Scientists show reprogrammed fat cells support tumor growth

Mutations of the tumor suppressor p53 not only have a growth-promoting effect on the cancer cells themselves, but also influence the cells in the tumor's microenvironment. Scientists at the German Cancer Research Center (DKFZ) and the Weizmann Institute in Israel have now shown that p53-mutated mouse breast cancer cells reprogram fat cells. The manipulated fat cells create an inflammatory microenvironment, impairing the immune response against the tumor and thus promoting cancer growth.

No other gene is mutated as frequently in human tumors as the gene for the tumor suppressor p53. In around 30 percent of all cases of breast cancer, the cancer cells show mutations or losses in the p53 gene. These mutations restrict the ability of p53 to act as a "cancer brake" p53 and to prevent the development and progression of cancer.

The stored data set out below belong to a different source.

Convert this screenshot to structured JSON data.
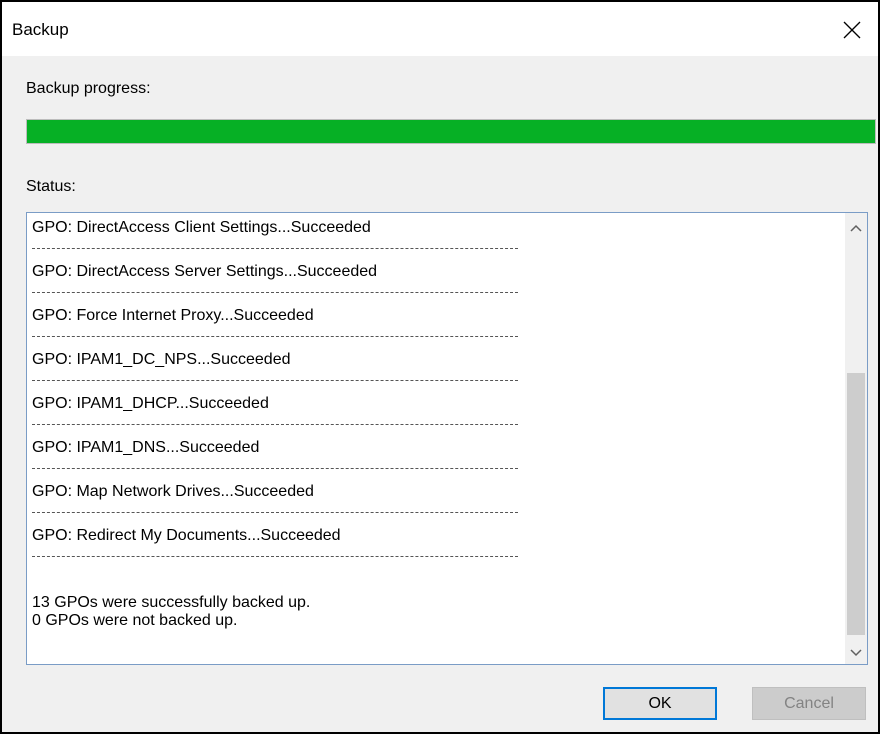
{
  "window": {
    "title": "Backup",
    "close_icon": "close-icon"
  },
  "progress": {
    "label": "Backup progress:",
    "percent": 100,
    "color": "#06b025"
  },
  "status": {
    "label": "Status:",
    "entries": [
      "GPO: DirectAccess Client Settings...Succeeded",
      "GPO: DirectAccess Server Settings...Succeeded",
      "GPO: Force Internet Proxy...Succeeded",
      "GPO: IPAM1_DC_NPS...Succeeded",
      "GPO: IPAM1_DHCP...Succeeded",
      "GPO: IPAM1_DNS...Succeeded",
      "GPO: Map Network Drives...Succeeded",
      "GPO: Redirect My Documents...Succeeded"
    ],
    "summary_line1": "13 GPOs were successfully backed up.",
    "summary_line2": "0 GPOs were not backed up."
  },
  "buttons": {
    "ok_label": "OK",
    "cancel_label": "Cancel"
  },
  "colors": {
    "focus_border": "#0078d7",
    "status_border": "#7a9cc6"
  }
}
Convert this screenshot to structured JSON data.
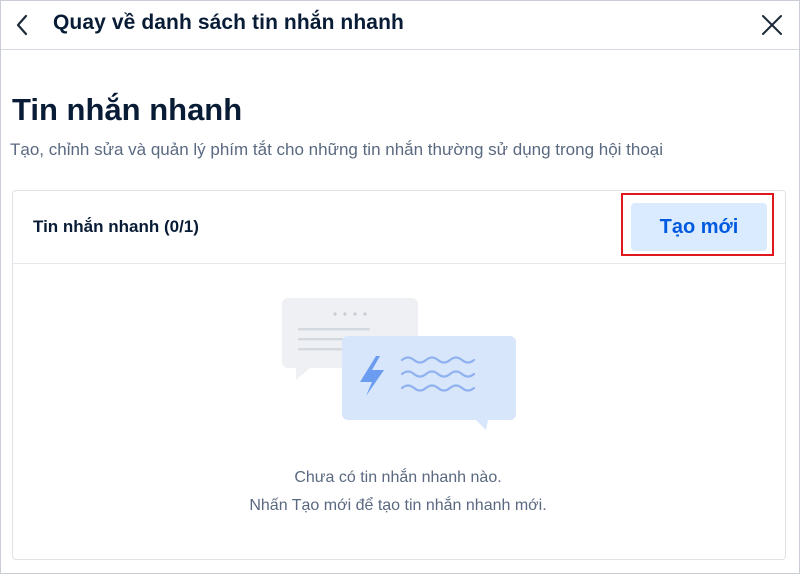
{
  "header": {
    "back_icon": "chevron-left-icon",
    "title": "Quay về danh sách tin nhắn nhanh",
    "close_icon": "close-icon"
  },
  "page": {
    "title": "Tin nhắn nhanh",
    "description": "Tạo, chỉnh sửa và quản lý phím tắt cho những tin nhắn thường sử dụng trong hội thoại"
  },
  "card": {
    "header_label": "Tin nhắn nhanh (0/1)",
    "create_button_label": "Tạo mới",
    "empty_illustration": "quick-message-bubbles-illustration",
    "empty_line1": "Chưa có tin nhắn nhanh nào.",
    "empty_line2": "Nhấn Tạo mới để tạo tin nhắn nhanh mới."
  },
  "colors": {
    "primary_text": "#081c36",
    "secondary_text": "#5a6981",
    "button_bg": "#dbebff",
    "button_text": "#005ae0",
    "highlight_border": "#e0181d"
  }
}
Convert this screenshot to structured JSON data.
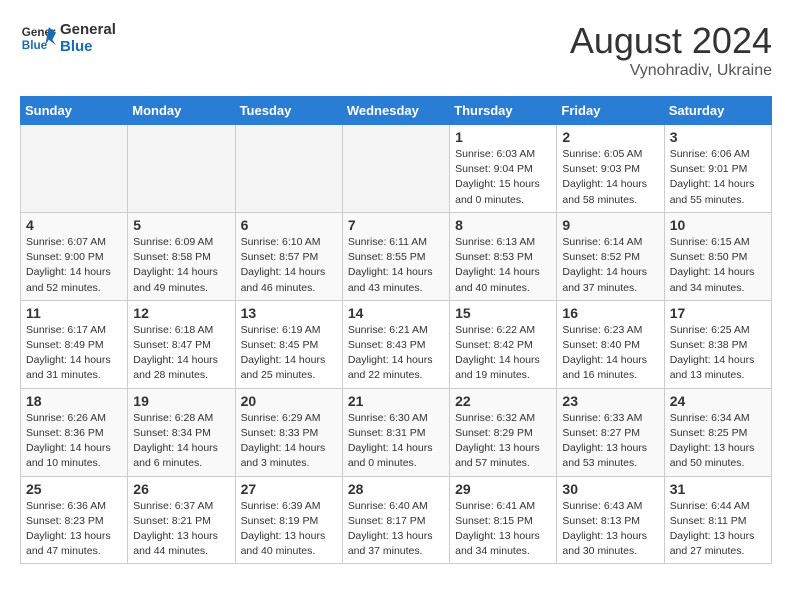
{
  "header": {
    "logo_line1": "General",
    "logo_line2": "Blue",
    "month": "August 2024",
    "location": "Vynohradiv, Ukraine"
  },
  "weekdays": [
    "Sunday",
    "Monday",
    "Tuesday",
    "Wednesday",
    "Thursday",
    "Friday",
    "Saturday"
  ],
  "weeks": [
    [
      {
        "day": "",
        "info": ""
      },
      {
        "day": "",
        "info": ""
      },
      {
        "day": "",
        "info": ""
      },
      {
        "day": "",
        "info": ""
      },
      {
        "day": "1",
        "info": "Sunrise: 6:03 AM\nSunset: 9:04 PM\nDaylight: 15 hours\nand 0 minutes."
      },
      {
        "day": "2",
        "info": "Sunrise: 6:05 AM\nSunset: 9:03 PM\nDaylight: 14 hours\nand 58 minutes."
      },
      {
        "day": "3",
        "info": "Sunrise: 6:06 AM\nSunset: 9:01 PM\nDaylight: 14 hours\nand 55 minutes."
      }
    ],
    [
      {
        "day": "4",
        "info": "Sunrise: 6:07 AM\nSunset: 9:00 PM\nDaylight: 14 hours\nand 52 minutes."
      },
      {
        "day": "5",
        "info": "Sunrise: 6:09 AM\nSunset: 8:58 PM\nDaylight: 14 hours\nand 49 minutes."
      },
      {
        "day": "6",
        "info": "Sunrise: 6:10 AM\nSunset: 8:57 PM\nDaylight: 14 hours\nand 46 minutes."
      },
      {
        "day": "7",
        "info": "Sunrise: 6:11 AM\nSunset: 8:55 PM\nDaylight: 14 hours\nand 43 minutes."
      },
      {
        "day": "8",
        "info": "Sunrise: 6:13 AM\nSunset: 8:53 PM\nDaylight: 14 hours\nand 40 minutes."
      },
      {
        "day": "9",
        "info": "Sunrise: 6:14 AM\nSunset: 8:52 PM\nDaylight: 14 hours\nand 37 minutes."
      },
      {
        "day": "10",
        "info": "Sunrise: 6:15 AM\nSunset: 8:50 PM\nDaylight: 14 hours\nand 34 minutes."
      }
    ],
    [
      {
        "day": "11",
        "info": "Sunrise: 6:17 AM\nSunset: 8:49 PM\nDaylight: 14 hours\nand 31 minutes."
      },
      {
        "day": "12",
        "info": "Sunrise: 6:18 AM\nSunset: 8:47 PM\nDaylight: 14 hours\nand 28 minutes."
      },
      {
        "day": "13",
        "info": "Sunrise: 6:19 AM\nSunset: 8:45 PM\nDaylight: 14 hours\nand 25 minutes."
      },
      {
        "day": "14",
        "info": "Sunrise: 6:21 AM\nSunset: 8:43 PM\nDaylight: 14 hours\nand 22 minutes."
      },
      {
        "day": "15",
        "info": "Sunrise: 6:22 AM\nSunset: 8:42 PM\nDaylight: 14 hours\nand 19 minutes."
      },
      {
        "day": "16",
        "info": "Sunrise: 6:23 AM\nSunset: 8:40 PM\nDaylight: 14 hours\nand 16 minutes."
      },
      {
        "day": "17",
        "info": "Sunrise: 6:25 AM\nSunset: 8:38 PM\nDaylight: 14 hours\nand 13 minutes."
      }
    ],
    [
      {
        "day": "18",
        "info": "Sunrise: 6:26 AM\nSunset: 8:36 PM\nDaylight: 14 hours\nand 10 minutes."
      },
      {
        "day": "19",
        "info": "Sunrise: 6:28 AM\nSunset: 8:34 PM\nDaylight: 14 hours\nand 6 minutes."
      },
      {
        "day": "20",
        "info": "Sunrise: 6:29 AM\nSunset: 8:33 PM\nDaylight: 14 hours\nand 3 minutes."
      },
      {
        "day": "21",
        "info": "Sunrise: 6:30 AM\nSunset: 8:31 PM\nDaylight: 14 hours\nand 0 minutes."
      },
      {
        "day": "22",
        "info": "Sunrise: 6:32 AM\nSunset: 8:29 PM\nDaylight: 13 hours\nand 57 minutes."
      },
      {
        "day": "23",
        "info": "Sunrise: 6:33 AM\nSunset: 8:27 PM\nDaylight: 13 hours\nand 53 minutes."
      },
      {
        "day": "24",
        "info": "Sunrise: 6:34 AM\nSunset: 8:25 PM\nDaylight: 13 hours\nand 50 minutes."
      }
    ],
    [
      {
        "day": "25",
        "info": "Sunrise: 6:36 AM\nSunset: 8:23 PM\nDaylight: 13 hours\nand 47 minutes."
      },
      {
        "day": "26",
        "info": "Sunrise: 6:37 AM\nSunset: 8:21 PM\nDaylight: 13 hours\nand 44 minutes."
      },
      {
        "day": "27",
        "info": "Sunrise: 6:39 AM\nSunset: 8:19 PM\nDaylight: 13 hours\nand 40 minutes."
      },
      {
        "day": "28",
        "info": "Sunrise: 6:40 AM\nSunset: 8:17 PM\nDaylight: 13 hours\nand 37 minutes."
      },
      {
        "day": "29",
        "info": "Sunrise: 6:41 AM\nSunset: 8:15 PM\nDaylight: 13 hours\nand 34 minutes."
      },
      {
        "day": "30",
        "info": "Sunrise: 6:43 AM\nSunset: 8:13 PM\nDaylight: 13 hours\nand 30 minutes."
      },
      {
        "day": "31",
        "info": "Sunrise: 6:44 AM\nSunset: 8:11 PM\nDaylight: 13 hours\nand 27 minutes."
      }
    ]
  ]
}
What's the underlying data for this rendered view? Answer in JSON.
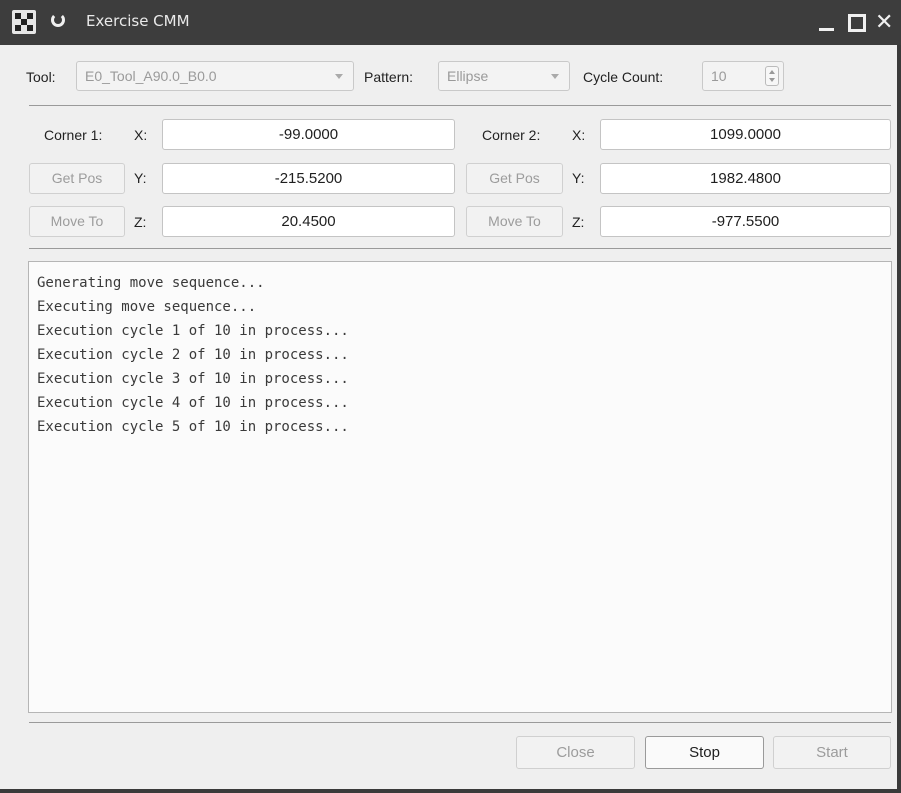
{
  "window": {
    "title": "Exercise CMM"
  },
  "toolbar": {
    "tool_label": "Tool:",
    "tool_value": "E0_Tool_A90.0_B0.0",
    "pattern_label": "Pattern:",
    "pattern_value": "Ellipse",
    "cycle_label": "Cycle Count:",
    "cycle_value": "10"
  },
  "corner1": {
    "label": "Corner 1:",
    "x_label": "X:",
    "x_value": "-99.0000",
    "y_label": "Y:",
    "y_value": "-215.5200",
    "z_label": "Z:",
    "z_value": "20.4500",
    "get_pos_label": "Get Pos",
    "move_to_label": "Move To"
  },
  "corner2": {
    "label": "Corner 2:",
    "x_label": "X:",
    "x_value": "1099.0000",
    "y_label": "Y:",
    "y_value": "1982.4800",
    "z_label": "Z:",
    "z_value": "-977.5500",
    "get_pos_label": "Get Pos",
    "move_to_label": "Move To"
  },
  "log": {
    "lines": [
      "Generating move sequence...",
      "Executing move sequence...",
      "Execution cycle 1 of 10 in process...",
      "Execution cycle 2 of 10 in process...",
      "Execution cycle 3 of 10 in process...",
      "Execution cycle 4 of 10 in process...",
      "Execution cycle 5 of 10 in process..."
    ]
  },
  "buttons": {
    "close": "Close",
    "stop": "Stop",
    "start": "Start"
  },
  "icons": {
    "app": "app-icon",
    "refresh": "refresh-icon",
    "minimize": "minimize-icon",
    "maximize": "maximize-icon",
    "close": "close-icon"
  }
}
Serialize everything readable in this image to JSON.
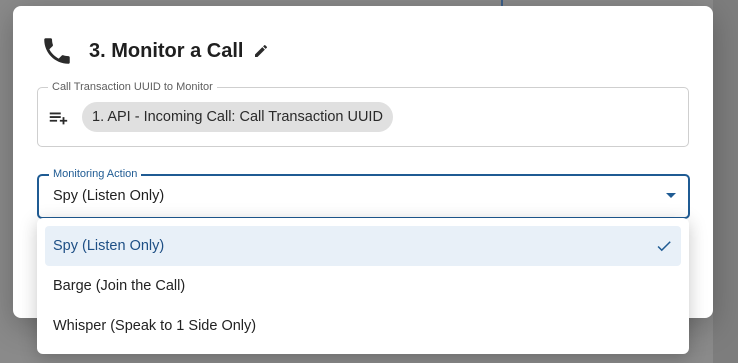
{
  "dialog": {
    "title": "3. Monitor a Call",
    "icons": {
      "header": "phone-icon",
      "edit": "pencil-icon",
      "add": "playlist-add-icon",
      "check": "check-icon"
    }
  },
  "uuid_field": {
    "label": "Call Transaction UUID to Monitor",
    "chip": "1. API - Incoming Call: Call Transaction UUID"
  },
  "action_field": {
    "label": "Monitoring Action",
    "value": "Spy (Listen Only)"
  },
  "menu": {
    "options": [
      {
        "label": "Spy (Listen Only)",
        "selected": true
      },
      {
        "label": "Barge (Join the Call)",
        "selected": false
      },
      {
        "label": "Whisper (Speak to 1 Side Only)",
        "selected": false
      }
    ]
  },
  "colors": {
    "accent": "#1f5b93",
    "selected_bg": "#e8f0f8",
    "chip_bg": "#e0e0e0"
  }
}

The effects of p53 mutations in the cancer cells have been intensively researched. However, the understanding that p53 mutations in cancer cells can also affect cells in the tumor's microenvironment—and thus additionally drive cancer growth—is only slowly growing.

A team of researchers led by Almut Schulze from the DKZF and Moshe Oren from the Weizmann Institute in Israel investigated the effects of p53 mutations in breast cancer cells on fat cells, known as adipocytes. During the progression of breast cancer, adipocytes, one of the main cell types in breast tissue, undergo a transformation. Research results indicate that this increases the aggressiveness and resistance to therapy of the surrounding breast cancer cells.

Schulze and Oren's team have now demonstrated this in adipocytes from mouse breast tissue: The cancer-promoting properties of adipocytes are potentiated when the breast cancer cells carry p53 mutations.

The researchers treated immature adipocytes with a culture medium in which breast cancer cells with or without p53 mutations had previously grown. This treatment triggered profound changes in metabolism and gene activity in the adipocytes and increased the production of pro-inflammatory messengers.

The maturation of the adipocytes was prevented, while mature fat cells were returned to an immature stage. These effects were only mild after treatment with cell culture media from breast cancer cells with functioning p53 but were very clear in the case of medium from cancer cells with mutated p53.

The researchers then transferred breast cancer cells with mutated or functional p53 together with pre-treated fat cells to mice and compared the resulting tumors. If p53 was mutated in the cancer cells, the number of immunosuppressive myeloid cells in the tumor increased. The migrated immune cells carried more PD-L1 on their surface, which acts as a potent brake on the immune defense of tumors.

A particularly surprising result was that breast cancer cells with certain p53 mutations were able to reprogram neighboring precursor fat cells—directly or indirectly—to be even more pro-inflammatory than breast cancer cells that had completely lost the tumor suppressor p53.

"p53 defects in breast cancer cells appear to be the central driver of tumor-promoting reprogramming of fat cells," says Schulze, who led the study together with Oren. "Fat cells are an essential component of breast tissue and can, therefore, have a massive influence on tumor progression. A detailed understanding of the interaction between p53-mutated cancer cells and adipocytes could, therefore, provide new clues as to how the progression of breast cancer can be halted."

The study is published in the journal Proceedings of the National Academy of Sciences.